The conformer generation step sets max_confs=10 and patience=200. Because here we care more about the relative stabilities of tautomers, 10 conformers from each tautomer would be a good representation whereas maintaining high efficiency. You need to set max_confs and patience to larger values to get more precise energy difference between tautomers.
get_stable_tautomer function directly accepts the arguments from the options function. In addition, get_stable_tautomer also needs either tatuo_k or tauto_window for tautomer selection. The tautomers are saved in the output SDF file.
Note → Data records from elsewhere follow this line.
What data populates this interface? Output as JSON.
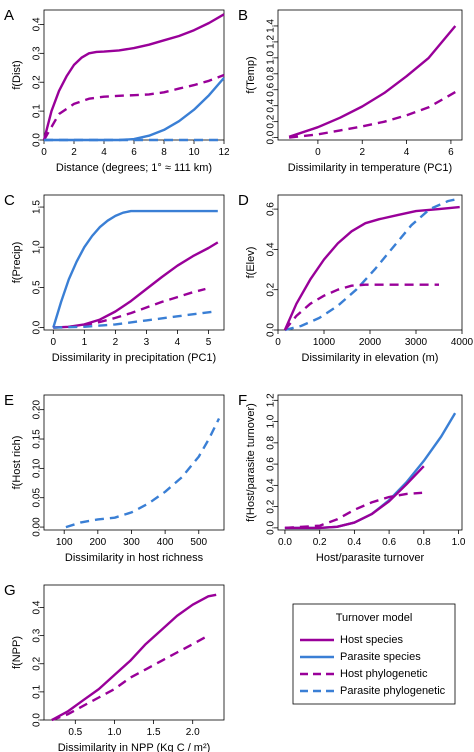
{
  "colors": {
    "host": "#990099",
    "parasite": "#3a7fd5"
  },
  "legend": {
    "title": "Turnover model",
    "entries": [
      {
        "label": "Host species",
        "series": "host_species"
      },
      {
        "label": "Parasite species",
        "series": "parasite_species"
      },
      {
        "label": "Host phylogenetic",
        "series": "host_phylogenetic"
      },
      {
        "label": "Parasite phylogenetic",
        "series": "parasite_phylogenetic"
      }
    ]
  },
  "chart_data": [
    {
      "type": "line",
      "panel": "A",
      "ylabel": "f(Dist)",
      "xlabel": "Distance (degrees; 1° ≈ 111 km)",
      "xlim": [
        0,
        12
      ],
      "ylim": [
        0,
        0.45
      ],
      "xticks": [
        "0",
        "2",
        "4",
        "6",
        "8",
        "10",
        "12"
      ],
      "yticks": [
        "0.0",
        "0.1",
        "0.2",
        "0.3",
        "0.4"
      ],
      "series": [
        {
          "key": "host_species",
          "x": [
            0,
            0.5,
            1,
            1.5,
            2,
            2.5,
            3,
            3.5,
            4,
            5,
            6,
            7,
            8,
            9,
            10,
            11,
            12
          ],
          "y": [
            0,
            0.1,
            0.17,
            0.22,
            0.26,
            0.285,
            0.3,
            0.305,
            0.306,
            0.31,
            0.318,
            0.33,
            0.345,
            0.36,
            0.38,
            0.405,
            0.435
          ]
        },
        {
          "key": "parasite_species",
          "x": [
            0,
            5,
            6,
            7,
            8,
            9,
            10,
            11,
            12
          ],
          "y": [
            0,
            0,
            0.003,
            0.015,
            0.035,
            0.065,
            0.105,
            0.155,
            0.215
          ]
        },
        {
          "key": "host_phylogenetic",
          "x": [
            0,
            1,
            2,
            3,
            4,
            5,
            6,
            7,
            8,
            9,
            10,
            11,
            12
          ],
          "y": [
            0,
            0.09,
            0.125,
            0.143,
            0.15,
            0.153,
            0.155,
            0.158,
            0.165,
            0.178,
            0.19,
            0.205,
            0.225
          ]
        },
        {
          "key": "parasite_phylogenetic",
          "x": [
            0,
            12
          ],
          "y": [
            0,
            0
          ]
        }
      ]
    },
    {
      "type": "line",
      "panel": "B",
      "ylabel": "f(Temp)",
      "xlabel": "Dissimilarity in temperature (PC1)",
      "xlim": [
        -1.8,
        6.5
      ],
      "ylim": [
        -0.03,
        1.6
      ],
      "xticks": [
        "0",
        "2",
        "4",
        "6"
      ],
      "yticks": [
        "0.0",
        "0.2",
        "0.4",
        "0.6",
        "0.8",
        "1.0",
        "1.2",
        "1.4"
      ],
      "series": [
        {
          "key": "host_species",
          "x": [
            -1.3,
            0,
            1,
            2,
            3,
            4,
            5,
            6.2
          ],
          "y": [
            0.01,
            0.13,
            0.25,
            0.39,
            0.56,
            0.77,
            1.0,
            1.4
          ]
        },
        {
          "key": "host_phylogenetic",
          "x": [
            -1.3,
            0,
            1,
            2,
            3,
            4,
            5,
            6.2
          ],
          "y": [
            0,
            0.04,
            0.09,
            0.14,
            0.2,
            0.28,
            0.38,
            0.57
          ]
        }
      ]
    },
    {
      "type": "line",
      "panel": "C",
      "ylabel": "f(Precip)",
      "xlabel": "Dissimilarity in precipitation (PC1)",
      "xlim": [
        -0.3,
        5.5
      ],
      "ylim": [
        -0.03,
        1.65
      ],
      "xticks": [
        "0",
        "1",
        "2",
        "3",
        "4",
        "5"
      ],
      "yticks": [
        "0.0",
        "0.5",
        "1.0",
        "1.5"
      ],
      "series": [
        {
          "key": "parasite_species",
          "x": [
            0,
            0.25,
            0.5,
            0.75,
            1,
            1.25,
            1.5,
            1.75,
            2,
            2.25,
            2.5,
            2.7,
            5.3
          ],
          "y": [
            0,
            0.32,
            0.6,
            0.82,
            1.0,
            1.14,
            1.25,
            1.33,
            1.39,
            1.43,
            1.45,
            1.45,
            1.45
          ]
        },
        {
          "key": "host_species",
          "x": [
            0,
            0.5,
            1,
            1.5,
            2,
            2.5,
            3,
            3.5,
            4,
            4.5,
            5,
            5.3
          ],
          "y": [
            0,
            0.01,
            0.04,
            0.1,
            0.2,
            0.33,
            0.48,
            0.63,
            0.77,
            0.89,
            0.99,
            1.06
          ]
        },
        {
          "key": "host_phylogenetic",
          "x": [
            0,
            0.5,
            1,
            1.5,
            2,
            2.5,
            3,
            3.5,
            4,
            4.5,
            4.9
          ],
          "y": [
            0,
            0.01,
            0.03,
            0.07,
            0.12,
            0.18,
            0.25,
            0.32,
            0.38,
            0.44,
            0.48
          ]
        },
        {
          "key": "parasite_phylogenetic",
          "x": [
            0,
            1,
            2,
            3,
            4,
            5,
            5.2
          ],
          "y": [
            0,
            0.01,
            0.04,
            0.09,
            0.14,
            0.19,
            0.2
          ]
        }
      ]
    },
    {
      "type": "line",
      "panel": "D",
      "ylabel": "f(Elev)",
      "xlabel": "Dissimilarity in elevation (m)",
      "xlim": [
        0,
        4000
      ],
      "ylim": [
        0,
        0.67
      ],
      "xticks": [
        "0",
        "1000",
        "2000",
        "3000",
        "4000"
      ],
      "yticks": [
        "0.0",
        "0.2",
        "0.4",
        "0.6"
      ],
      "series": [
        {
          "key": "host_species",
          "x": [
            150,
            400,
            700,
            1000,
            1300,
            1600,
            1900,
            2200,
            2600,
            3000,
            3500,
            3950
          ],
          "y": [
            0,
            0.13,
            0.25,
            0.35,
            0.43,
            0.49,
            0.53,
            0.55,
            0.57,
            0.59,
            0.6,
            0.61
          ]
        },
        {
          "key": "parasite_phylogenetic",
          "x": [
            150,
            500,
            900,
            1300,
            1700,
            2100,
            2500,
            2900,
            3300,
            3700,
            3900
          ],
          "y": [
            0,
            0.02,
            0.06,
            0.12,
            0.2,
            0.3,
            0.41,
            0.52,
            0.6,
            0.64,
            0.65
          ]
        },
        {
          "key": "host_phylogenetic",
          "x": [
            150,
            400,
            700,
            1000,
            1300,
            1600,
            1900,
            2200,
            2600,
            3000,
            3500
          ],
          "y": [
            0,
            0.07,
            0.13,
            0.17,
            0.2,
            0.22,
            0.225,
            0.225,
            0.225,
            0.225,
            0.225
          ]
        }
      ]
    },
    {
      "type": "line",
      "panel": "E",
      "ylabel": "f(Host rich)",
      "xlabel": "Dissimilarity in host richness",
      "xlim": [
        40,
        575
      ],
      "ylim": [
        -0.005,
        0.225
      ],
      "xticks": [
        "100",
        "200",
        "300",
        "400",
        "500"
      ],
      "yticks": [
        "0.00",
        "0.05",
        "0.10",
        "0.15",
        "0.20"
      ],
      "series": [
        {
          "key": "parasite_phylogenetic",
          "x": [
            105,
            150,
            200,
            250,
            300,
            350,
            400,
            450,
            500,
            530,
            560
          ],
          "y": [
            0,
            0.008,
            0.013,
            0.016,
            0.025,
            0.04,
            0.06,
            0.085,
            0.12,
            0.15,
            0.185
          ]
        }
      ]
    },
    {
      "type": "line",
      "panel": "F",
      "ylabel": "f(Host/parasite turnover)",
      "xlabel": "Host/parasite turnover",
      "xlim": [
        -0.04,
        1.02
      ],
      "ylim": [
        -0.02,
        1.25
      ],
      "xticks": [
        "0.0",
        "0.2",
        "0.4",
        "0.6",
        "0.8",
        "1.0"
      ],
      "yticks": [
        "0.0",
        "0.2",
        "0.4",
        "0.6",
        "0.8",
        "1.0",
        "1.2"
      ],
      "series": [
        {
          "key": "parasite_species",
          "x": [
            0,
            0.2,
            0.3,
            0.4,
            0.5,
            0.6,
            0.7,
            0.8,
            0.9,
            0.98
          ],
          "y": [
            0,
            0,
            0.01,
            0.05,
            0.13,
            0.26,
            0.43,
            0.63,
            0.86,
            1.08
          ]
        },
        {
          "key": "host_species",
          "x": [
            0,
            0.2,
            0.3,
            0.4,
            0.5,
            0.6,
            0.7,
            0.8
          ],
          "y": [
            0,
            0,
            0.01,
            0.05,
            0.13,
            0.25,
            0.41,
            0.58
          ]
        },
        {
          "key": "host_phylogenetic",
          "x": [
            0,
            0.2,
            0.3,
            0.4,
            0.5,
            0.6,
            0.7,
            0.79
          ],
          "y": [
            0,
            0.02,
            0.08,
            0.17,
            0.24,
            0.29,
            0.32,
            0.33
          ]
        }
      ]
    },
    {
      "type": "line",
      "panel": "G",
      "ylabel": "f(NPP)",
      "xlabel": "Dissimilarity in NPP (Kg C / m²)",
      "xlim": [
        0.1,
        2.4
      ],
      "ylim": [
        0,
        0.48
      ],
      "xticks": [
        "0.5",
        "1.0",
        "1.5",
        "2.0"
      ],
      "yticks": [
        "0.0",
        "0.1",
        "0.2",
        "0.3",
        "0.4"
      ],
      "series": [
        {
          "key": "host_species",
          "x": [
            0.2,
            0.4,
            0.6,
            0.8,
            1.0,
            1.2,
            1.4,
            1.6,
            1.8,
            2.0,
            2.2,
            2.3
          ],
          "y": [
            0,
            0.03,
            0.07,
            0.11,
            0.16,
            0.21,
            0.27,
            0.32,
            0.37,
            0.41,
            0.44,
            0.445
          ]
        },
        {
          "key": "host_phylogenetic",
          "x": [
            0.2,
            0.4,
            0.6,
            0.8,
            1.0,
            1.2,
            1.4,
            1.6,
            1.8,
            2.0,
            2.2
          ],
          "y": [
            0,
            0.02,
            0.05,
            0.08,
            0.11,
            0.15,
            0.18,
            0.21,
            0.24,
            0.27,
            0.3
          ]
        }
      ]
    }
  ]
}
Internally, the get_stable_tautomer function calls the main function to get 3D conformers and then selecte stable tautomers.
[2]:
# Let's look at the molecule that we are going to investigate
# We want to know the relative stability of tautomers of this molecule
input_path = os.path.join(root, "example", "files", "sildnafil.smi")
mol = next(Chem.SmilesMolSupplier(input_path, titleLine=False))
mol.__sssAtoms = [8, 9, 10, 11, 12]
Draw.MolToImage(mol, size=(400, 300), highlightAtoms=[8, 10, 12])
# Note the highlighted atoms (N, N, O), this is where the proton transfer happens.
[2]:
[ ]:
# Get the 3D conformers for input SMILES
if __name__ == "__main__":
config = Auto3DOptions(
path=input_path, k=1, enumerate_tautomer=True, tauto_engine="rdkit",
optimizing_engine="ANI2xt", # ANI2xt is NNP designed for tautomers
max_confs=10, patience=200, use_gpu=False
)
tautomer_out = get_stable_tautomers(config, tauto_k=3)
The output of the get_stable_tautomers function is stored as an SDF file, you can visualize it with other softwares. Below we just load the conformers using rdkit and visualize them.
[4]:
# visualize the tautomers for sildnafil and their relative energies
tautomers = list(Chem.SDMolSupplier(tautomer_out))
ids = [mol.GetProp('ID') for mol in tautomers]
relative_es = [mol.GetProp('E_tautomer_relative(kcal/mol)') for mol in tautomers]
legends = [ids[i] + '\n' + relative_es[i][:5] for i in range(len(tautomers))]
Draw.MolsToGridImage(tautomers, legends=legends, subImgSize=(400, 300), highlightAtomLists=[[9, 10, 31] for _ in range(3)])
# the following is a projection of 3D tautomers into a 2D figure
[4]:
We can see the relative stability of the tautomers of sildnafil.
3. CLI Alternative
For command-line usage, Auto3D provides built-in tautomer support:
Using Configuration File
# Create tautomer configuration
cat > tautomer.yaml << EOF
enumerate_tautomer: true
tauto_engine: rdkit
optimizing_engine: ANI2xt
max_confs: 10
patience: 200
k: 1
use_gpu: true
EOF
# Run with configuration
auto3d run input.smi -c tautomer.yaml
Direct CLI Command
# Basic tautomer enumeration
auto3d run input.smi --k=1 --enumerate-tautomer --gpu
# With ANI2xt (recommended for tautomers)
auto3d run input.smi --k=1 --enumerate-tautomer --engine=ANI2xt --gpu
# Keep top 3 tautomers per molecule
auto3d run input.smi --k=3 --enumerate-tautomer --engine=ANI2xt --gpu
For advanced tautomer analysis with the Python API (e.g., to use tauto_k parameter), see the get_stable_tautomers function demonstrated above.